その憤懣、悲しみ、悔しみを乗り切ってみせる。

「アナタを見てる たった一人のエルミート演算子」
「気づいて欲しい 恋心を秘めたガールズ観測者」

理系ポップな感じを目指したのになんか湿度が高くなった。
そんな歌を明るく歌い上げる。

「ψ(プサイ)の内積 下校時、随伴アドゥジョイント」
「この純情を解き明かす解法を」

「離散的にならず完全系で求めよ」

ジャジャッジャーンとアコースティックギターをかき鳴らす。

「ラーブラブラブ 愛の基底」
「好ーき好き好き ベクトルは?」
「全域性のハートの実在 キミにだけ確度を増していくよ」

「キーミが好きっ」

ラストにメロディアスにかき鳴らしてフィニッシュ。

北上 芹香 >  
「『波動関数☆オブザーバブル』でした」
「突然、理系ポップを歌いたくなって二週間、量子力学の本にかじりついて考えました」

水を飲む。エアコンが効いてても歌うと暑い。

「正直、歌いたいと思ったことを後悔するくらいムズかしかったです」
「量子力学とは何か? そんなことよりラブソングに寄せたほうが早かった!」

私は詞先なので歌詞を考えないと歌が作れない。
そして歌詞を考えたヤツ殺すと自分を呪いながら曲をつけるのです。

「そんなこんなでねー……」

チラ、と視聴者数を見る。
二桁人。

「今、この配信を見ているみんなはクラスメイトも同然でーす」
「常世学園は単位制だからクラスメイトとかあんまないけどね……」

北上 芹香 >  
「最近、常世渋谷のストリートで歌うことが多いんですが」
「ウケたりウケなかったりがライブと全然違うことを多くの人から教わってます」

「それじゃストリートじゃ全くウケないけど個人的に大好きな歌を歌おうかなー」
「聴いてください、『ブルーバード・ヘル』」

苦笑いしながらヘヴィーなリズムをアコギで刻む。

北上 芹香 >  
SNS時代への警鐘。

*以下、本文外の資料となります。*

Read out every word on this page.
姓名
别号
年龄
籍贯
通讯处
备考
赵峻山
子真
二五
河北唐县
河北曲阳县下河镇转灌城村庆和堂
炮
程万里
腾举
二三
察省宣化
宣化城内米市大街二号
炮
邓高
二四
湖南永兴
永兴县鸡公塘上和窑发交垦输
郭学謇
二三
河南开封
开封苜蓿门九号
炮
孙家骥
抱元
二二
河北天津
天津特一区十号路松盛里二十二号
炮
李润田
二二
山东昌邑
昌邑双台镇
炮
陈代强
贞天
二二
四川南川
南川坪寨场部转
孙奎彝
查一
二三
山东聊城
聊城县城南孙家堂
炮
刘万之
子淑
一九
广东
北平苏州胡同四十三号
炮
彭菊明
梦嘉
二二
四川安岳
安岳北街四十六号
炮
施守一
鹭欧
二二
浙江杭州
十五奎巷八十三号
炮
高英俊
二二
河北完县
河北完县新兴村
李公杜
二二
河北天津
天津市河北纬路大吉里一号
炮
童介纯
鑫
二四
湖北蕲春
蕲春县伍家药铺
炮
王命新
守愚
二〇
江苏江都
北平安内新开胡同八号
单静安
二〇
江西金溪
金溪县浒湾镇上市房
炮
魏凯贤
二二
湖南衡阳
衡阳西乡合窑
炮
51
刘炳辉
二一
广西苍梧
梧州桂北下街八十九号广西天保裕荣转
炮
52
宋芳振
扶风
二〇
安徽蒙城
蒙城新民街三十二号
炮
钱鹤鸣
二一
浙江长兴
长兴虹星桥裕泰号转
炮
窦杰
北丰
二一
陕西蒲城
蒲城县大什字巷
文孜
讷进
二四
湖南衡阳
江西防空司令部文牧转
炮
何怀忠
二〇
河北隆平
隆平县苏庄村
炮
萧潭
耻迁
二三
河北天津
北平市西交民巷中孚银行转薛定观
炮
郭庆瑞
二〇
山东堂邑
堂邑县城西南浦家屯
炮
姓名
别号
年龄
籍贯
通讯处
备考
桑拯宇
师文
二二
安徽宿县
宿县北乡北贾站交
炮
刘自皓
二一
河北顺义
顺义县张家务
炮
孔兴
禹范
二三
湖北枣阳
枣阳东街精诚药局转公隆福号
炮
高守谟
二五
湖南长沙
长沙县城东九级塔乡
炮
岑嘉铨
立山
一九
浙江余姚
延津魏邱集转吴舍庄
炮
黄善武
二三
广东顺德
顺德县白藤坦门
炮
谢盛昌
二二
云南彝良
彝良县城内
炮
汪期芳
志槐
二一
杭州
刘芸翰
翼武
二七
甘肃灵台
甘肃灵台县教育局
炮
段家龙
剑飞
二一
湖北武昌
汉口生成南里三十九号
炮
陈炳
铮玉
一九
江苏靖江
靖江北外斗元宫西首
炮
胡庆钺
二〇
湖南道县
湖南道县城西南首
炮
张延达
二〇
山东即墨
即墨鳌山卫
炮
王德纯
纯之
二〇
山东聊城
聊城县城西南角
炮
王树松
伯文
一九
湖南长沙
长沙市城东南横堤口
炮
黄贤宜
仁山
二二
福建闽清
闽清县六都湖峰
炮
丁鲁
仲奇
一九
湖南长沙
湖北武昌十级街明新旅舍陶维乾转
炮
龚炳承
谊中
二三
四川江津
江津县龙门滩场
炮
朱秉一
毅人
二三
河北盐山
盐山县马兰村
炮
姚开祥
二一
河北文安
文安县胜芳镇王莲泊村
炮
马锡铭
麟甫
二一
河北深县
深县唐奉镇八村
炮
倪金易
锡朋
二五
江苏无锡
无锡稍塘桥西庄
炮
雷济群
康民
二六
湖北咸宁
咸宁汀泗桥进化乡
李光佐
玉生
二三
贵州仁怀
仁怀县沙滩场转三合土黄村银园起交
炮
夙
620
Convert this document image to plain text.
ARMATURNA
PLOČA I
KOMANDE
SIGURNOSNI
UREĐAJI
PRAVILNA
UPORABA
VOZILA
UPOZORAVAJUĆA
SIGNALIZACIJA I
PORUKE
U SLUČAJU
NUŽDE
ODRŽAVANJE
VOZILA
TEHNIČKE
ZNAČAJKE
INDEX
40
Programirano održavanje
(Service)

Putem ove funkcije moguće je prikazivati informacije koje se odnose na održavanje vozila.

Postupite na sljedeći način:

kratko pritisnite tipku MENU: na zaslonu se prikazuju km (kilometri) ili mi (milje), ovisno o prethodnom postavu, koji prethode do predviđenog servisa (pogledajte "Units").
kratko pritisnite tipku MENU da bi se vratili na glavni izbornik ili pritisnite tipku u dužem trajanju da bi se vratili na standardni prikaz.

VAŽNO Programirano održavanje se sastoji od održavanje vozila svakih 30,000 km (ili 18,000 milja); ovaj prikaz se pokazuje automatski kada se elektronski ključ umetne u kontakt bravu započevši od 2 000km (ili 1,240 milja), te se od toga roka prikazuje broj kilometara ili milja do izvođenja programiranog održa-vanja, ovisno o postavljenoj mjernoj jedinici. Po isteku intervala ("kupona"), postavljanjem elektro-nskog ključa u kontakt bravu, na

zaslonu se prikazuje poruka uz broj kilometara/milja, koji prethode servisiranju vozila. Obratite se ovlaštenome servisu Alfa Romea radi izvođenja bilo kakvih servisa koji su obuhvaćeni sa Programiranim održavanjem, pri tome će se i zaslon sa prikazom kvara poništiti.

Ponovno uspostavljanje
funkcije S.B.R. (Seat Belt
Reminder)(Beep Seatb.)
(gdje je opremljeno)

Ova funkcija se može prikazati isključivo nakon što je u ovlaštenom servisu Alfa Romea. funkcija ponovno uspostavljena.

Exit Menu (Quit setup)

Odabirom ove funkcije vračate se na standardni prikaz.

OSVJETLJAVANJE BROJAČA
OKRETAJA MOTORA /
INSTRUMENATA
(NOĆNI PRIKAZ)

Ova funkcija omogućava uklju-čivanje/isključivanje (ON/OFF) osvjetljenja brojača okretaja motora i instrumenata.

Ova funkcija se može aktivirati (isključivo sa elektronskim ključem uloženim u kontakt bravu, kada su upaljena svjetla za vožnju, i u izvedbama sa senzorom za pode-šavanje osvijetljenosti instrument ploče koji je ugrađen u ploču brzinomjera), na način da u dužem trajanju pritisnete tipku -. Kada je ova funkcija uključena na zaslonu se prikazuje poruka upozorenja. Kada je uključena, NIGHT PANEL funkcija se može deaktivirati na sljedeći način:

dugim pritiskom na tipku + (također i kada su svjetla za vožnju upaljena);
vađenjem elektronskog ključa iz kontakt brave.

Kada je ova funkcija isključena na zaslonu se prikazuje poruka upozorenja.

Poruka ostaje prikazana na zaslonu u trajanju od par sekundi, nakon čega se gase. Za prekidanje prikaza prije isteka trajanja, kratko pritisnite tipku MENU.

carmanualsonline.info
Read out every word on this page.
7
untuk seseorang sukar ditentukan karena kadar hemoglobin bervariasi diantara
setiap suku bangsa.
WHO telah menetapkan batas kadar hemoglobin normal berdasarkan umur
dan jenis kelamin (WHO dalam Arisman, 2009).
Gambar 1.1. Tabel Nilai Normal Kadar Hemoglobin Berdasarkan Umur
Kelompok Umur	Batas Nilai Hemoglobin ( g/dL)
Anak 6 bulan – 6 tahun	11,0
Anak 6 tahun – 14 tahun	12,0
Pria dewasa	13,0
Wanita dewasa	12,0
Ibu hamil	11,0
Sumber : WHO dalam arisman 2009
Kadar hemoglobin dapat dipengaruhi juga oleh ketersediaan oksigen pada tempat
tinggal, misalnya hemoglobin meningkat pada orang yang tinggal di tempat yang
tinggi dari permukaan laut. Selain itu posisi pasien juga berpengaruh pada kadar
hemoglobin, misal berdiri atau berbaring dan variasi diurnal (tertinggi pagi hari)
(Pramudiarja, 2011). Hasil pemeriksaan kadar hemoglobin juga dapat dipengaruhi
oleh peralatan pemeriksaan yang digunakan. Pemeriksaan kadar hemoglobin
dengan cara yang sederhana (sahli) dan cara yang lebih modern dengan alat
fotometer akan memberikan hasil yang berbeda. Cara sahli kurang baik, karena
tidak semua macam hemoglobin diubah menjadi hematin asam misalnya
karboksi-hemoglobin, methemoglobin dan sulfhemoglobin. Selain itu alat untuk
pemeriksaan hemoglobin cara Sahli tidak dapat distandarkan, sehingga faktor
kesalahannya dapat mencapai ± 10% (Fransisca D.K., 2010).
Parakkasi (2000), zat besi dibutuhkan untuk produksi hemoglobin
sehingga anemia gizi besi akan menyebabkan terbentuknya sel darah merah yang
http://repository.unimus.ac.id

と言えば聞こえはいいけど。
自分自身はTokotter中毒です。
地獄から来たようなリズムが刻まれる。

「誰も彼もが知らんぷり」
「燃え盛るヒトは見ないフリ」

「あなたは燃やす側の人? ならばヨシヨシ踊りましょ」
「あなたは燃える側の人? ならば哀れだ黙祷を」

「140字の地獄へようこそ!」

ギターをかき鳴らし、怨嗟を表現する。

「廃人! 廃人! 青い鳥の後塵!!」
「聖者の行進、時代遅れのサーカス開演だ」

「狂信! 狂信! 燃やせ狂人!!」
「見事な足の引っ張り合い、拍手喝采、笑えや笑え」

「welcome to This Hell!! 唱えっ青い鳥っ」

じゃじゃん、と最後にギターをひときわ大きくかき鳴らして。

「というわけでですね」
「夜中にこんな配信を見ている人はこの歌を聴いてください」

笑顔で地獄を押し付ける。

北上 芹香 >  
そんなこんなで配信は続いていく……

ご案内:「配信チャンネル」から北上 芹香さんが去りました。